Reste-t-il une place pour l’interdiction légale de la burqa ?

 

_wsb_487x392_DOUBLE+SENS+INTERDIT+vide+fc93.jpgSur le plan technique, une jurisprudence de la CEDH n’interdit pas le vite de la loi. Nos vaillants parlementaires peuvent voter les lois qu’ils veulent, dès lorsqu’il se trouvent une majorité. Mais dans une société civilisée, comme la société européenne, la loi votée n’est pas encore le droit, car existent des garanties contre les lois qui dérapent.

 

Il y a d’abord le Conseil constitutionnel. Pour éviter la censure, le plus simple est d’éviter le Conseil. C’est ce qui avait été fait pour la loi sur le foulard dans les écoles. Mais maintenant, le schéma est plus complexe, car les citoyens poursuivis devant les tribunaux pourront, à partir du premier mars, demander au juge de saisir directement le Conseil constitutionnel (Nouvel article 61-1 de la Constitution). 

 

Ensuite, on trouve le droit européen. Attention, je ne dis pas « la CEDH » mais « le droit européen ». Car l’arrêt Ahmet Arslan du 23 février 2010 a valeur de règle jurisprudentielle. La loi n’est pas une donnée formelle mais substantielle. Elle comprend le texte écrit et la jurisprudence. En résumé, la « loi » est le texte en vigueur tel que les juridictions compétentes l'ont interprété (CEDH, Sunday Times c. Royaume-Uni, 26 avril 1979). Si la loi est votée, et non soumise au Conseil constitutionnel, le droit européen sera opposé comme moyen de défense dans la première procédure. Et si le juge français ne retient pas l’argument, il faudra alors saisir la CEDH, avec un résultat un peu acquis d’avance, ou le Comité des Droits de l’Homme de l’ONU, compétent au titre du Pacte sur les droits civils et politiques de 1966.

 

Alors, il n’y a rien à faire ? Pile l’inverse.

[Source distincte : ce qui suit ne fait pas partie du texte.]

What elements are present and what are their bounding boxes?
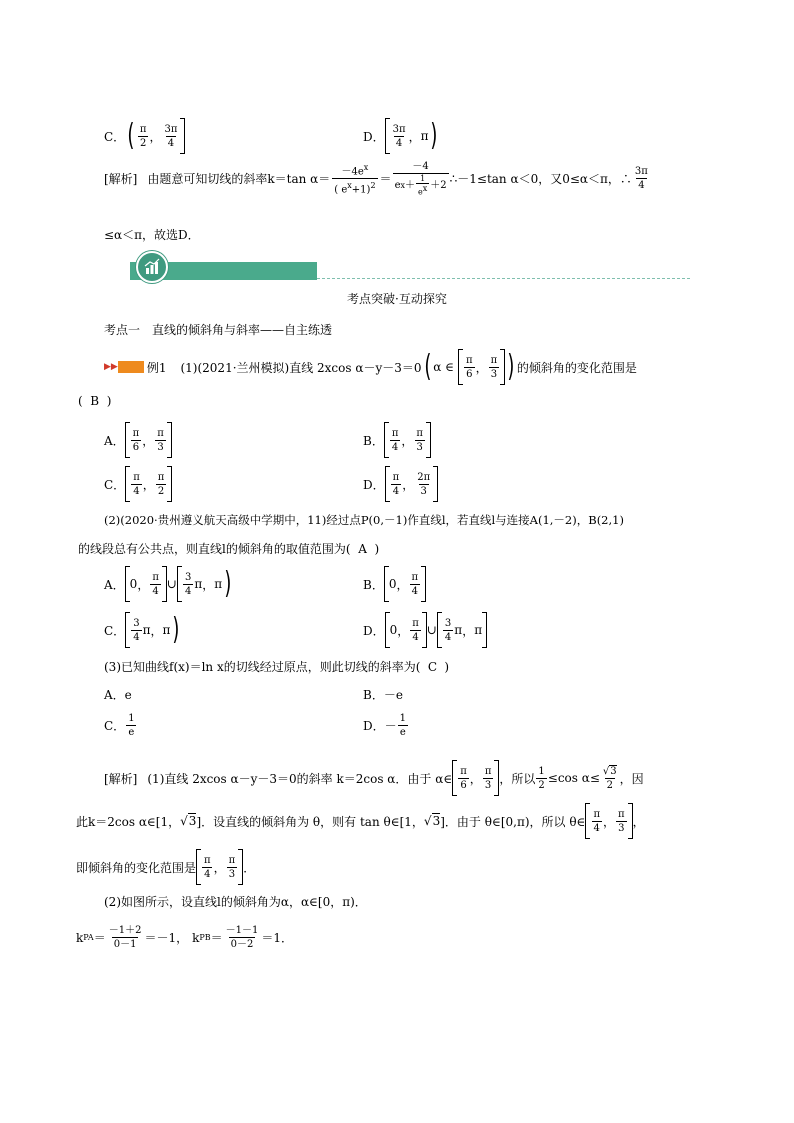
right-paren: ) [224,566,232,601]
numerator: π [133,471,140,483]
right-paren: ) [172,612,180,647]
denominator [393,173,449,197]
solution-text: ∴－1≤tan α＜0， [449,171,551,186]
denominator: 4 [204,868,211,880]
denominator: 3 [484,779,492,791]
numerator: －4 [412,161,429,172]
fraction [150,571,161,598]
k-symbol: k [192,930,200,945]
comma: ， [142,433,155,448]
subscript: PB [199,933,211,942]
fraction [443,617,453,644]
superscript: x [347,180,352,190]
fraction [458,765,469,792]
denominator: 4 [593,822,600,834]
numerator: －1－1 [225,925,259,936]
right-bracket [421,566,426,602]
answer-paren: ) [444,660,450,674]
fraction [202,854,213,881]
numerator: 3π [634,165,648,177]
numerator: π [152,571,159,583]
solution-text: 由题意可知切线的斜率k＝tan α＝ [147,171,331,186]
solution-text: ≤cos α≤ [547,771,600,785]
denominator: 0－2 [230,939,254,950]
zero: 0 [129,577,138,591]
fraction [393,160,449,197]
fraction [398,712,408,739]
left-bracket [125,422,130,458]
comma: ， [462,623,475,638]
comma: ， [202,577,215,592]
denominator: 4 [167,137,175,149]
q1-option-d [363,466,438,502]
superscript: x [363,162,369,172]
example-marker [118,361,144,373]
den-tail: ＋2 [430,179,447,191]
q3-text [104,658,449,675]
solution-line4: (2)如图所示，设直线l的倾斜角为α，α∈[0，π)． [104,895,367,909]
denominator: 0－1 [113,939,137,950]
comma: ， [150,623,163,638]
fraction [601,765,619,792]
denominator: 2 [157,485,165,497]
left-bracket [437,612,442,648]
denominator [332,178,377,196]
q3-option-a: A．e [104,688,132,702]
option-label: D． [363,129,385,144]
left-bracket [385,466,390,502]
denominator: 6 [466,368,473,380]
den-text: e [394,179,401,191]
fraction [415,471,432,498]
fraction [131,617,141,644]
superscript: x [422,184,428,193]
denominator: e [128,727,135,738]
solution-line3 [76,849,255,885]
right-bracket [167,422,172,458]
left-bracket [385,118,390,154]
question-text: (1)(2021·兰州模拟)直线 2xcos α－y－3＝0 [180,360,422,375]
q3-option-d [363,712,409,739]
answer-paren: ( [78,394,83,408]
comma: ， [401,433,414,448]
prev-option-c [104,118,185,154]
fraction [414,427,425,454]
prev-solution-line1 [104,160,651,197]
den-text: e [418,187,423,197]
numerator: 1 [128,713,135,724]
sqrt: √3 [423,814,441,828]
q1-option-c [104,466,172,502]
left-paren: ( [127,118,135,153]
left-bracket [177,566,182,602]
numerator: π [466,354,473,366]
numerator: π [411,571,419,583]
q1-option-a [104,422,172,458]
question-text: 的线段总有公共点，则直线l的倾斜角的取值范围为( [78,542,351,556]
fraction [138,123,149,150]
numerator: π [132,427,140,439]
numerator: 1 [538,765,545,777]
answer-value: A [358,542,367,556]
right-bracket [482,612,487,648]
sqrt: √3 [180,814,197,828]
answer-paren: ) [106,394,112,408]
denominator: 2 [538,779,545,791]
solution-text: ]．由于 θ∈[0,π)，所以 θ∈ [440,814,586,829]
solution-text: 又0≤α＜π，∴ [550,171,632,186]
q2-option-d [363,612,487,648]
numerator: 3π [164,123,178,135]
fraction [183,571,193,598]
condition-text: α ∈ [433,360,455,374]
right-bracket [180,118,185,154]
den-tail: +1) [351,184,371,196]
radicand: 3 [188,814,197,828]
fraction [332,161,377,197]
example-label: 例1 [146,360,167,375]
inner-fraction [416,174,429,197]
q1-option-b [363,422,431,458]
comma: ， [408,129,421,144]
denominator: e [399,727,406,738]
right-bracket [433,466,438,502]
option-label: B． [363,433,384,448]
q3-option-b: B．－e [363,688,403,702]
k-symbol: k [76,930,84,945]
fraction [409,571,420,598]
denominator [416,183,429,197]
numerator: π [416,427,423,439]
denominator: 4 [133,485,140,497]
option-label: A． [104,577,125,592]
numerator: π [204,854,211,866]
superscript: 2 [370,180,376,190]
denominator: 3 [618,822,625,834]
left-bracket [585,803,590,839]
numerator: 3 [184,571,192,583]
numerator: π [157,427,164,439]
option-label: D． [363,623,385,638]
radicand: 3 [432,814,441,828]
question-text: 的倾斜角的变化范围是 [516,360,637,375]
numerator: π [228,854,236,866]
comma: ， [149,129,162,144]
solution-text: ，所以 [499,771,536,786]
pi: π [474,623,483,637]
fraction [224,924,261,951]
option-label: C． [104,477,126,492]
left-bracket [384,422,389,458]
numerator: 2π [417,471,431,483]
fraction [390,427,401,454]
fraction [131,471,142,498]
prev-option-d [363,118,440,154]
solution-label: [解析] [104,771,138,786]
right-bracket [500,349,505,385]
fraction [107,924,144,951]
comma: ， [469,771,482,786]
denominator: 4 [152,585,159,597]
option-label: D．－ [363,719,397,733]
equals: ＝ [379,171,392,186]
numerator: π [490,354,498,366]
solution-line5 [76,924,293,951]
numerator: π [139,123,147,135]
section-banner-title: 考点突破·互动探究 [347,292,447,306]
solution-text: ，因 [619,771,644,786]
fraction [163,123,180,150]
numerator: π [460,765,467,777]
right-paren: ) [430,118,438,153]
solution-label: [解析] [104,171,138,186]
q2-text-line2 [78,540,379,557]
subscript: PA [83,933,94,942]
zero: 0 [388,577,397,591]
pi: π [162,623,171,637]
denominator: 3 [157,441,164,453]
comma: ， [475,360,488,375]
result-text: ＝－1， [144,931,189,945]
numerator: π [392,471,400,483]
option-label: A． [104,433,125,448]
solution-line2 [76,803,645,839]
union: ∪ [166,577,177,591]
left-bracket [125,612,130,648]
denominator: 6 [460,779,467,791]
fraction [483,765,494,792]
numerator: －1＋2 [108,925,142,936]
denominator: 3 [490,368,498,380]
q2-option-a [104,566,234,602]
numerator: 3 [444,617,452,629]
left-bracket [458,349,463,385]
comma: ， [142,477,155,492]
comma: ， [137,577,150,592]
den-text: ( e [334,184,348,196]
option-label: C． [104,129,126,144]
comma: ， [397,623,410,638]
numerator: π [391,427,399,439]
double-arrow-icon: ▶▶ [104,362,118,372]
fraction [591,808,602,835]
denominator: 4 [391,441,399,453]
fraction [227,854,238,881]
option-label: C． [104,623,126,638]
fraction [391,471,402,498]
numerator: √3 [602,765,617,777]
solution-text: ． [243,860,256,875]
plus: ＋ [405,179,415,191]
fraction [616,808,627,835]
num-text: －4e [341,165,364,177]
denominator: 2 [606,779,613,791]
equals: ＝ [210,931,223,945]
q3-option-c [104,712,138,739]
comma: ， [396,577,409,592]
fraction [489,354,500,381]
section-banner-divider [317,278,690,279]
fraction [633,165,650,192]
comma: ， [402,477,415,492]
fraction [410,617,421,644]
numerator: π [618,808,625,820]
left-bracket [196,849,201,885]
denominator: 3 [416,441,423,453]
answer-paren: ) [374,542,380,556]
numerator: 3π [392,123,406,135]
numerator: π [157,471,165,483]
zero: 0 [389,623,398,637]
result-text: ＝1． [261,931,294,945]
q2-text-line1: (2)(2020·贵州遵义航天高级中学期中，11)经过点P(0,－1)作直线l，若直线l与连接A(1,－2)，B(2,1) [104,513,624,527]
option-label: D． [363,477,385,492]
numerator: 3 [133,617,140,629]
denominator: 4 [133,631,140,643]
denominator: 6 [132,441,140,453]
superscript: x [400,180,405,190]
pi: π [142,623,151,637]
pi: π [454,623,463,637]
solution-text: (1)直线 2xcos α－y－3＝0的斜率 k＝2cos α．由于 α∈ [147,771,453,786]
numerator [340,161,371,178]
q1-answer [78,394,111,408]
numerator: π [412,617,419,629]
equals: ＝ [93,931,106,945]
fraction [156,471,167,498]
prev-solution-line2: ≤α＜π，故选D． [104,228,200,242]
fraction [155,427,166,454]
option-label: C． [104,719,126,733]
denominator: 4 [638,179,645,191]
denominator: 4 [444,631,452,643]
union: ∪ [426,623,437,637]
example1-question1 [104,349,637,385]
numerator: π [593,808,601,820]
denominator: 4 [395,137,403,149]
denominator: 3 [228,868,236,880]
fraction [131,427,142,454]
left-bracket [452,760,457,796]
solution-text: ， [632,814,645,829]
right-paren: ) [507,349,515,384]
fraction [464,354,475,381]
answer-value: B [90,394,100,408]
comma: ， [213,860,226,875]
answer-value: C [427,660,437,674]
pi: π [214,577,223,591]
option-label: B． [363,577,384,592]
topic-heading: 考点一 直线的倾斜角与斜率——自主练透 [104,323,333,337]
comma: ， [603,814,616,829]
fraction [536,765,546,792]
denominator: 4 [411,585,418,597]
denominator: 3 [420,485,427,497]
denominator: 2 [140,137,147,149]
denominator: 4 [392,485,400,497]
radicand: 3 [610,765,617,777]
left-bracket [125,466,130,502]
q2-option-b [363,566,426,602]
denominator: 4 [184,585,192,597]
solution-text: ]．设直线的倾斜角为 θ，则有 tan θ∈[1， [196,814,424,829]
q2-option-c [104,612,182,648]
right-bracket [426,422,431,458]
numerator: 1 [399,713,406,724]
fraction [126,712,136,739]
solution-line1 [104,760,644,796]
denominator: 4 [412,631,419,643]
question-text: (3)已知曲线f(x)＝ln x的切线经过原点，则此切线的斜率为( [104,660,421,674]
bar-chart-icon [136,251,168,283]
numerator: π [484,765,492,777]
left-paren: ( [423,349,431,384]
pi: π [194,577,203,591]
solution-text: 此k＝2cos α∈[1， [76,814,181,829]
solution-text: 即倾斜角的变化范围是 [76,860,197,875]
fraction [391,123,408,150]
numerator: 1 [420,174,426,183]
right-bracket [167,466,172,502]
pi: π [420,129,429,143]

Simplement au lieu de voter des lois idiotes et contraires aux libertés, il faut se placer sur le terrain de la conviction, de la politique, de la transformation sociale… Oui, mais c’est plus compliqué que faire du consensus social sur le dos de 400 personnes en brandissant des grands principes désarticulés.

 

L’arrêt de la CEDH va énerver les  crispés de la laïcité, qui ont inventé un modèle hors sol. C'est dommage, car il devrait conduire à une vraie réflexion sur les abus du pouvoir politique, qui avec mille prétexte fameux, cherche à modéliser les comportements individuels et inculquer la culture de la soumission. Pas de doute : ce qu’il faut défendre, c’est la capacité à penser par soi-même.